Oxfendazole has a good therapeutic effect on 9 types of parasitic worms in lambs, including Haemonchus contortus. A single dose of 5 mg/kg achieves a cure rate of over 99.4% against the eggs, larvae, and adult stages of 7 of these worms and also has a certain efficacy against the other two. Furthermore, it exhibits strong killing activity against worms such as Haemonchus contortus that have developed resistance to benzimidazole drugs.
Williams (1997) studied the therapeutic effects of albendazole, oxfendazole, fenbendazole, and ivermectin on Ostertagia ostertagi, other gastrointestinal nematodes, and lungworms in cattle. The anthelmintic activity of benzimidazole carbamates against Ostertagia ostertagi was significantly lower than that of ivermectin, but their efficacy against other worms was basically the same as that of ivermectin.
Drug treatment for porcine cysticercosis has historically been unsuccessful due to the low efficacy, high cost, side effects, and need for multiple doses of existing drugs.
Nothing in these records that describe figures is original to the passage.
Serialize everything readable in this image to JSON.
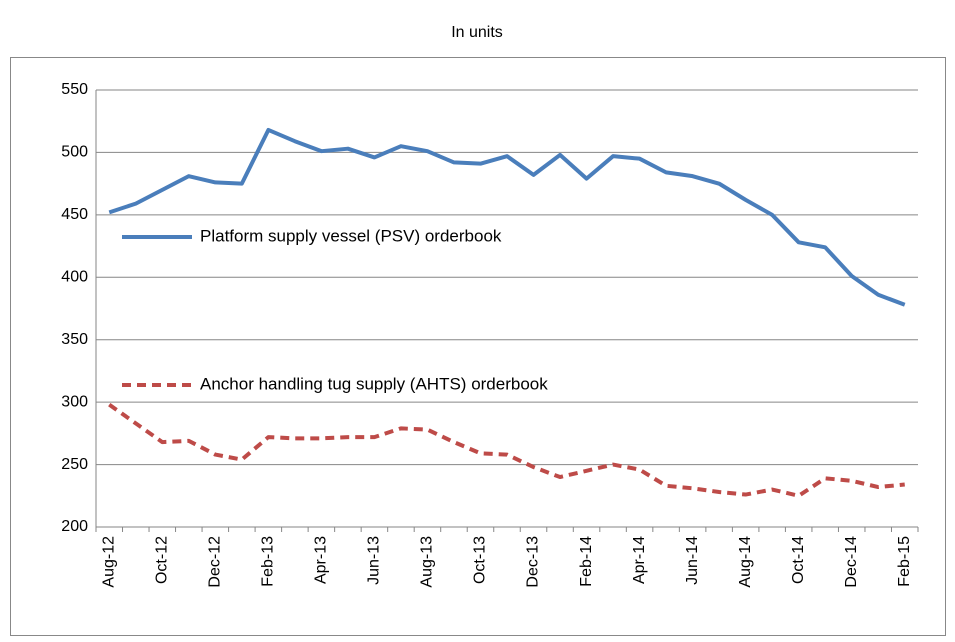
{
  "chart_data": {
    "type": "line",
    "title": "In units",
    "categories": [
      "Aug-12",
      null,
      "Oct-12",
      null,
      "Dec-12",
      null,
      "Feb-13",
      null,
      "Apr-13",
      null,
      "Jun-13",
      null,
      "Aug-13",
      null,
      "Oct-13",
      null,
      "Dec-13",
      null,
      "Feb-14",
      null,
      "Apr-14",
      null,
      "Jun-14",
      null,
      "Aug-14",
      null,
      "Oct-14",
      null,
      "Dec-14",
      null,
      "Feb-15"
    ],
    "series": [
      {
        "name": "Platform supply vessel (PSV) orderbook",
        "color": "#4a7ebb",
        "dash": false,
        "values": [
          452,
          459,
          470,
          481,
          476,
          475,
          518,
          509,
          501,
          503,
          496,
          505,
          501,
          492,
          491,
          497,
          482,
          498,
          479,
          497,
          495,
          484,
          481,
          475,
          462,
          450,
          428,
          424,
          401,
          386,
          378
        ]
      },
      {
        "name": "Anchor handling tug supply (AHTS) orderbook",
        "color": "#be4b48",
        "dash": true,
        "values": [
          298,
          283,
          268,
          269,
          258,
          254,
          272,
          271,
          271,
          272,
          272,
          279,
          278,
          268,
          259,
          258,
          248,
          240,
          245,
          250,
          246,
          233,
          231,
          228,
          226,
          230,
          225,
          239,
          237,
          232,
          234
        ]
      }
    ],
    "ylim": [
      200,
      550
    ],
    "yticks": [
      200,
      250,
      300,
      350,
      400,
      450,
      500,
      550
    ],
    "grid": true
  }
}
Gonzalez (1996) compared the therapeutic effects of praziquantel and oxfendazole and found that praziquantel could not kill all porcine cysticerci, while oxfendazole was able to kill all of them without any detectable side effects, leaving only small scars in the muscle. This was the first time oxfendazole was proven to be an inexpensive, effective, practical, and single-dose drug against porcine cysticercosis.
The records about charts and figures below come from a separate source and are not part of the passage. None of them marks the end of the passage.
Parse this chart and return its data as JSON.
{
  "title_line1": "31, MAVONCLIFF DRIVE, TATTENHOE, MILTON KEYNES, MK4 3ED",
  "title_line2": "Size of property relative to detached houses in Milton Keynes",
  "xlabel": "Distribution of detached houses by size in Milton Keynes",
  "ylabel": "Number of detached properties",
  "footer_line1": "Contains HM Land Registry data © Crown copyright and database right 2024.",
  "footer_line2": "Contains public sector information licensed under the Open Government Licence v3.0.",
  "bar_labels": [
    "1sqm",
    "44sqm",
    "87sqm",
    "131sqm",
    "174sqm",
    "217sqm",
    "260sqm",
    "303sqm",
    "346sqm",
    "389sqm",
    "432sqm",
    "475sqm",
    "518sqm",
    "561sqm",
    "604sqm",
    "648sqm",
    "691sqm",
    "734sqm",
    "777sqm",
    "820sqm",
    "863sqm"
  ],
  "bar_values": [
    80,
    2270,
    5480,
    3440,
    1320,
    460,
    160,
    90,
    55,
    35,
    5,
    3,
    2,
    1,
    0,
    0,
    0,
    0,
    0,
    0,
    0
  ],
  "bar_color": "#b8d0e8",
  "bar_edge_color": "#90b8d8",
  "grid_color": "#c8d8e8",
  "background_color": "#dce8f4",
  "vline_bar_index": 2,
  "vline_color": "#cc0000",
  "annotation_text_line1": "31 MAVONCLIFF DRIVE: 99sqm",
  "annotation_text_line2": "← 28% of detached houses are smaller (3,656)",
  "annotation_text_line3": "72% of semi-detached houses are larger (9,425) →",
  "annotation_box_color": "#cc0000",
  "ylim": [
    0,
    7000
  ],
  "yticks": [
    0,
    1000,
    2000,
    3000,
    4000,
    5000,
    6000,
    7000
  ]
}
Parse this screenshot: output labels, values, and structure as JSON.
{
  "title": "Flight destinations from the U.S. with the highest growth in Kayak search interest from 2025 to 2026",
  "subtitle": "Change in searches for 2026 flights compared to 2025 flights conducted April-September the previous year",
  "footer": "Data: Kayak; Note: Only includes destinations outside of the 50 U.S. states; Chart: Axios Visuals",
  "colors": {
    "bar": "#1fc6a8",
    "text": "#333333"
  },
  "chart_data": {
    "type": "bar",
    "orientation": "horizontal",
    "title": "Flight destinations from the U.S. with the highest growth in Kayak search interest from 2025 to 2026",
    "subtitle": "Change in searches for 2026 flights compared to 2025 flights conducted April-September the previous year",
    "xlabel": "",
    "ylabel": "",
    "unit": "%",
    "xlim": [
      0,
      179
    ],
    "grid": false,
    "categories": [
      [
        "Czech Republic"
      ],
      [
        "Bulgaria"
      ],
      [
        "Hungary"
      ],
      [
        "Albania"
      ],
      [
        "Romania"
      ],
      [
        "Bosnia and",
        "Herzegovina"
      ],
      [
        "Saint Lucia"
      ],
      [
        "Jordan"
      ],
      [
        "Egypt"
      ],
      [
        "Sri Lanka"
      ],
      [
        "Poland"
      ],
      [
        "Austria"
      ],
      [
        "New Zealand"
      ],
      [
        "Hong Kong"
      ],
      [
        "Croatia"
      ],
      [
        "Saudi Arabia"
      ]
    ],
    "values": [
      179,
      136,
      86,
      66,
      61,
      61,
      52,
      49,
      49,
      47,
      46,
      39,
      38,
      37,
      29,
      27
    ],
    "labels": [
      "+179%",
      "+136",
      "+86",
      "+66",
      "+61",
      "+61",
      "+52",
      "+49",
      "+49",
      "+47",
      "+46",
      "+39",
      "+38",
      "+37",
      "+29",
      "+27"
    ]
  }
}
Liu Yongjie (2000) observed the in vitro effects of benzimidazole drugs on porcine cysticerci and found that oxfendazole, albendazole, flubendazole, and fenbendazole all had inhibitory effects on porcine cysticerci. If found to be safe for humans, oxfendazole could be developed as an effective and inexpensive drug for treating tapeworm infections.
In conclusion, oxfendazole, as a novel benzimidazole carbamate anthelmintic drug, has promising application prospects in the treatment of various parasitic worms.